Efectivamente, todos los miembros de la especie son humanos; todos tienen en común la humanidad, de la que cada cual, en cuanto humano, se halla participado. Así, reza en el relato veterotestamentario: "Y creó Dios al hombre a imagen suya, a imagen suya lo creó, y los creó macho y hembra". Párese mientes en el detalle de que mujer y hombre son creados a imagen del Hacedor. Ello significa que ambos poseen el mismo rango óntico; por consiguiente, igualdad en dignidad, adquirida en la semejanza con Yavé. En razón de esta igualdad, están llamados a compartir un mismo proyecto -proyecto compartido sólo lo es entre iguales-, el de convivir, el de hacer una vida en común; adherido el uno al otro -reza el relato bíblico- "vendrán a ser los dos una sola carne". Y no puede ser de otro modo, al tratarse de dos seres que comparten la misma pasta ("costilla"). Es esta humanidad el rasgo de identidad compartido por todos los miembros de la especie. Ahora bien, es en el ser, en la esencia de esta humanidad, donde se halla el principio diferenciador, por así decir, individualizador, que confiere a cada miembro de la especie el destino de hacerse a sí mismo, de ser él y no los otros. Esto, considerado la esencia, la de la especie humana, es precisamente lo que determina que cada uno sea el que es, diferente a los otros. La esencia específica, de la que es participada cada uno de sus miembros, conlleva la diferenciación individual, la irreductibilidad individual, la individualidad. De ahí que, ante el juicio referido a un grupo o medida aplicada, sin hacer las pertinentes diferencias entre sus componentes, se encuentre con la oposición y resistencia, de quien exige que se tenga en cuenta que "él no es los demás"; la exigencia, pues, del reconocimiento de su irreductible individualidad. ("El individuo no soporta el no ser considerado más que una fracción?; su unicidad se subleva contra esa concepción que lo disminuye y lo rebaja").
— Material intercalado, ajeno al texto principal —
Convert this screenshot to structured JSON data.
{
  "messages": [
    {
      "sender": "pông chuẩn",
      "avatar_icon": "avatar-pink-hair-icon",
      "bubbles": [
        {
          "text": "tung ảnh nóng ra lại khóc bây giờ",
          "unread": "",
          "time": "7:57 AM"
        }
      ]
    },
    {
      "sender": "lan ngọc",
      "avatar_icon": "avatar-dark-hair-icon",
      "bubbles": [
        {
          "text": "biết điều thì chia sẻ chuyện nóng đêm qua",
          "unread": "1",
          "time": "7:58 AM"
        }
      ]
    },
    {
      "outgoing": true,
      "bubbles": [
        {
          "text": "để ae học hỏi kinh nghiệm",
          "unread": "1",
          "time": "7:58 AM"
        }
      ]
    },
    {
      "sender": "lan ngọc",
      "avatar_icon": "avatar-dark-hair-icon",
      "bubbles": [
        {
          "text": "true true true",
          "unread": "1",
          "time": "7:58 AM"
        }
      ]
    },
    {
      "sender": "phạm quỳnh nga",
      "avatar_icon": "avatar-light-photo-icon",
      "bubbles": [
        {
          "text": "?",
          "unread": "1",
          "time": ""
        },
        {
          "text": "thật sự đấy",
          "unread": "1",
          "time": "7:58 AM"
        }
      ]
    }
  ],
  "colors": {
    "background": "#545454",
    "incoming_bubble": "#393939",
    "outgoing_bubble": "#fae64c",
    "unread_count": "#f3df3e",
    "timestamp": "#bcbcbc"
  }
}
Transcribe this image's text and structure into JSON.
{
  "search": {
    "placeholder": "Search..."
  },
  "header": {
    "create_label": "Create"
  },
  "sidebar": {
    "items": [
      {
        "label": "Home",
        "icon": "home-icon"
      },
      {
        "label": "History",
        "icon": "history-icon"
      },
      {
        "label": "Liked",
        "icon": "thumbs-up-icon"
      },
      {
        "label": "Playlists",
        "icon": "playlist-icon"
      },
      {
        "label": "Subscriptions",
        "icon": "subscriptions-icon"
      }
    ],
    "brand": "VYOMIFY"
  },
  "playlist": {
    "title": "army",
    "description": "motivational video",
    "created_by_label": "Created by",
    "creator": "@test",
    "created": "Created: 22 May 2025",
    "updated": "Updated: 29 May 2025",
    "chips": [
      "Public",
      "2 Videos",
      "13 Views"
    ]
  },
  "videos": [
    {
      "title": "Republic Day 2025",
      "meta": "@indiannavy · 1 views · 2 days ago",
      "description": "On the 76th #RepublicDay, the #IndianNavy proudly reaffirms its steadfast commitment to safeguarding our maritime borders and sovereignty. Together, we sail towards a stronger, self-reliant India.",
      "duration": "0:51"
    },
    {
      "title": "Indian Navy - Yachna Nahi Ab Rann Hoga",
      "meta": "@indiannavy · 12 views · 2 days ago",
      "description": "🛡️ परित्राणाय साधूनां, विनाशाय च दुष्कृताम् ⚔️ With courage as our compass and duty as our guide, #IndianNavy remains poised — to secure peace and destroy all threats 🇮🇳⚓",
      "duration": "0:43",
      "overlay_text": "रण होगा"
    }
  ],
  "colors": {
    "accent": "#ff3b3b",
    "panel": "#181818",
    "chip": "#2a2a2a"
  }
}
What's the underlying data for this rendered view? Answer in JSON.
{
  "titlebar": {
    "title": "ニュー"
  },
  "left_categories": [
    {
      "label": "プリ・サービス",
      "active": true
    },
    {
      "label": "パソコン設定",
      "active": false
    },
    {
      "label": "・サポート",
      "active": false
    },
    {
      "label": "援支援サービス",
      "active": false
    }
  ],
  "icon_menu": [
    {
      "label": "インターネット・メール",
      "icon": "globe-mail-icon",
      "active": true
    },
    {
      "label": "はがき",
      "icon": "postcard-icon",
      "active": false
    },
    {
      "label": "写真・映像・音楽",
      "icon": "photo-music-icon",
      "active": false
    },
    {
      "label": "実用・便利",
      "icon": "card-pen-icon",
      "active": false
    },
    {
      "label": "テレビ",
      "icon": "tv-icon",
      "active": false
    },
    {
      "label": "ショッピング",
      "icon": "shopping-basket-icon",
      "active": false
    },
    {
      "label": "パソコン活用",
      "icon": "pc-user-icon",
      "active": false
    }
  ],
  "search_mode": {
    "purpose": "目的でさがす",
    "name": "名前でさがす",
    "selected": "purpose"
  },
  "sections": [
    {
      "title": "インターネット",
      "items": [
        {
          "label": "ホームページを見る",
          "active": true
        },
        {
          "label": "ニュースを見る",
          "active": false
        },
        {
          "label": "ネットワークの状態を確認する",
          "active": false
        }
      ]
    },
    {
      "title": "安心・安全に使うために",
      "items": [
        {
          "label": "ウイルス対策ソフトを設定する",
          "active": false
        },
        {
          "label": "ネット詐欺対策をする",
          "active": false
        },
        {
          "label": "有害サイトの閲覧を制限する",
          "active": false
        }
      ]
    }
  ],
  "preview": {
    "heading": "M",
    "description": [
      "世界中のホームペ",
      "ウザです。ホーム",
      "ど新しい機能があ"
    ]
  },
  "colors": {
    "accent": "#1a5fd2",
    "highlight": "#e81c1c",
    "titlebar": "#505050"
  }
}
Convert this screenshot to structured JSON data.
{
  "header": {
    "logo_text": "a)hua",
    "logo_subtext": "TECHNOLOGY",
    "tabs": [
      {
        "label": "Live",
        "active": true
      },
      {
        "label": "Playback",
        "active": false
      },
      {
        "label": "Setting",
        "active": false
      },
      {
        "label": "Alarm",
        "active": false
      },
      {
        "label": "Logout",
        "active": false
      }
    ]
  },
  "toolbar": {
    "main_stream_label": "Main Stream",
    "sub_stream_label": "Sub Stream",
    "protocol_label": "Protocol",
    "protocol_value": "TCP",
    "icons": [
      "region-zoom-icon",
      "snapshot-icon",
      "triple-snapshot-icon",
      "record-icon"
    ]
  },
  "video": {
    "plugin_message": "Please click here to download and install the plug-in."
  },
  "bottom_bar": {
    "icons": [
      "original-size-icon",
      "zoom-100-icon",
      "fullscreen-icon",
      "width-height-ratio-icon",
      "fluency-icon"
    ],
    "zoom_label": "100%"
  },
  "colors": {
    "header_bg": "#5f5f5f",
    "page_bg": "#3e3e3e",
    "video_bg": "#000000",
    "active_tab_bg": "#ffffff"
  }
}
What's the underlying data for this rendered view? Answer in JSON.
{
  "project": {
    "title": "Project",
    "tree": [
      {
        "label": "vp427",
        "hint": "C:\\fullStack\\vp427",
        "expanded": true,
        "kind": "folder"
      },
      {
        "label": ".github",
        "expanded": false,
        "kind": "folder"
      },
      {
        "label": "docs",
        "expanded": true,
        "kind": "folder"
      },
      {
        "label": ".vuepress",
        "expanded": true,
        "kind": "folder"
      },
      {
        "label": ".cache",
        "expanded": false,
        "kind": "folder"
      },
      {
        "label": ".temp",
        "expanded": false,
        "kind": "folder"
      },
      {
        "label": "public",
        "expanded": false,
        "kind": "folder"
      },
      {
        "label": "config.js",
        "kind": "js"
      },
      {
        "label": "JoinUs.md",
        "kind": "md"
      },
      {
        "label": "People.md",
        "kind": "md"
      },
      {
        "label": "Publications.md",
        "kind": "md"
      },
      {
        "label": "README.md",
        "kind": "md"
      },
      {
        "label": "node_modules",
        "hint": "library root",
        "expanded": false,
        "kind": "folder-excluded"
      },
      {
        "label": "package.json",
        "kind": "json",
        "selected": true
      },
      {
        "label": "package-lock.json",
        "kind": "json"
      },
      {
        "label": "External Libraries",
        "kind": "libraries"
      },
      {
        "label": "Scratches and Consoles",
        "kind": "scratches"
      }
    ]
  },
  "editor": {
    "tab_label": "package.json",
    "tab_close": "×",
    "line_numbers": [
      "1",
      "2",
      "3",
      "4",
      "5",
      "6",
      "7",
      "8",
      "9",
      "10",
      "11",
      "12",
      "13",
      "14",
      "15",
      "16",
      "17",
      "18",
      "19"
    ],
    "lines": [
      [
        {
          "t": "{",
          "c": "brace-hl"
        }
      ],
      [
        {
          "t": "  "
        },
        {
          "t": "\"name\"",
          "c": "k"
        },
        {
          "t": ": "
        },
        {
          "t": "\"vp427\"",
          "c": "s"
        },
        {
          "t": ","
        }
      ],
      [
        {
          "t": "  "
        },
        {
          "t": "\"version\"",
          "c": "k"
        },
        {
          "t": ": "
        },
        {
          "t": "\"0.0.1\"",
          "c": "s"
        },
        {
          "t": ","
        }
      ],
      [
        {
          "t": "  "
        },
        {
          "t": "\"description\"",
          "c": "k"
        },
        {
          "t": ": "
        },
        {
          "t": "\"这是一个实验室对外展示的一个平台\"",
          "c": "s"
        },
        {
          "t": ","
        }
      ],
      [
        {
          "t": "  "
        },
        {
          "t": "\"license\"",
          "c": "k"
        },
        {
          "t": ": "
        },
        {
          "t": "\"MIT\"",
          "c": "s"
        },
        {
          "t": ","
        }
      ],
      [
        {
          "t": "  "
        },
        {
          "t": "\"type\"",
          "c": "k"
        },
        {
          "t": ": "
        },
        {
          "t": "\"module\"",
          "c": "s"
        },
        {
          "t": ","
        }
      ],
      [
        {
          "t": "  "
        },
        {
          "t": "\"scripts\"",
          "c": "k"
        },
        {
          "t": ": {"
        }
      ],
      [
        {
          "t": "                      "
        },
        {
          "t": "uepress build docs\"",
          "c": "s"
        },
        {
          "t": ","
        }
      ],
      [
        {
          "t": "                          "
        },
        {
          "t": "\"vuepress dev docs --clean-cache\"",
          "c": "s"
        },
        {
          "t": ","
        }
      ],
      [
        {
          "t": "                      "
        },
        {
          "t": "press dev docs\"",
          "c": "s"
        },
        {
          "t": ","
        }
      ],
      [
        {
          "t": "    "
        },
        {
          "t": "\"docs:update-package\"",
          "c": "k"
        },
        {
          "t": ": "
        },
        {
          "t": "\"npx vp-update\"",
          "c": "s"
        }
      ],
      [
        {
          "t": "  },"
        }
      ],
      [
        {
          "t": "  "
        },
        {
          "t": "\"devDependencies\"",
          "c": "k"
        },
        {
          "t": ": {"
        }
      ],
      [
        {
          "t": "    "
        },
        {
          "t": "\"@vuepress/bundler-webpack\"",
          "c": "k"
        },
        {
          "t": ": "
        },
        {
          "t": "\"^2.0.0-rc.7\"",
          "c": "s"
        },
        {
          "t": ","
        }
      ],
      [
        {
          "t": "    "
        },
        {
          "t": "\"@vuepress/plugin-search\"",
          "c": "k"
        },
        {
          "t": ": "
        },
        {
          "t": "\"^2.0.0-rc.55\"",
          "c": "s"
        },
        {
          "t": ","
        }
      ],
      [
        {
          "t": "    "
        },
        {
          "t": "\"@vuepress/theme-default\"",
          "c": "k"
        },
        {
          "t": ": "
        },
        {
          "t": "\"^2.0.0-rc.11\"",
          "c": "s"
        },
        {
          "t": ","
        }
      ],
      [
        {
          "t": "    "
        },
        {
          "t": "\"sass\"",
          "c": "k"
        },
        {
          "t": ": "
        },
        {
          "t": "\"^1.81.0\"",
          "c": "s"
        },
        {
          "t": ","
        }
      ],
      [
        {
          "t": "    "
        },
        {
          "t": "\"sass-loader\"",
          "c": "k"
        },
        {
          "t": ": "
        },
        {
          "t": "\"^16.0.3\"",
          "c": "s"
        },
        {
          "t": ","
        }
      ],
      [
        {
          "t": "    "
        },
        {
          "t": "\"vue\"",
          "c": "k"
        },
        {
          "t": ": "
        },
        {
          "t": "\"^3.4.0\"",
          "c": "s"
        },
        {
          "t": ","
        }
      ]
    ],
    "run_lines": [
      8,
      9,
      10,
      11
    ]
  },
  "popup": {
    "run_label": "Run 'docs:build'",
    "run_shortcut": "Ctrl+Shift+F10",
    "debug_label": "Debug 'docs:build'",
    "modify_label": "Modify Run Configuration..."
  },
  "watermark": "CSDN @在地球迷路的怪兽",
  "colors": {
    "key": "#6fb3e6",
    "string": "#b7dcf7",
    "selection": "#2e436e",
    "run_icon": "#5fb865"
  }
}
Así, esta esencia o ser común determina que cada uno sea su propia vida que, en cuanto tal, es única y, en el hacer la vida nadie le pueda suplantar. Hacer, pues, la propia vida, el ser actor y guionista del propio vivir convierte a cada miembro de la especie humana en individuo, en único. Pero es el hecho que a cada cual le acontece estar instalado en su cuerpo, un cuerpo que lo es sexuado, y en él, hacer "su propia vida". Es este cuerpo sexuado, atalaya única y personal, desde el que el individuo otea su pasado, se aprehende a sí mismo haciendo la vida con los otros y se orienta a su mañana. En fin, Eva y Adán están instalados en su sexo, y esta condición sexuada no sólo lo es corporal, sino también psíquica.

Es desde esta radicalidad, desde esta individualidad radical, como se pueda entender la diferencia mujer-varón y, con ello, la conveniencia del reconocimiento mutuo en la diferencia o individualidad.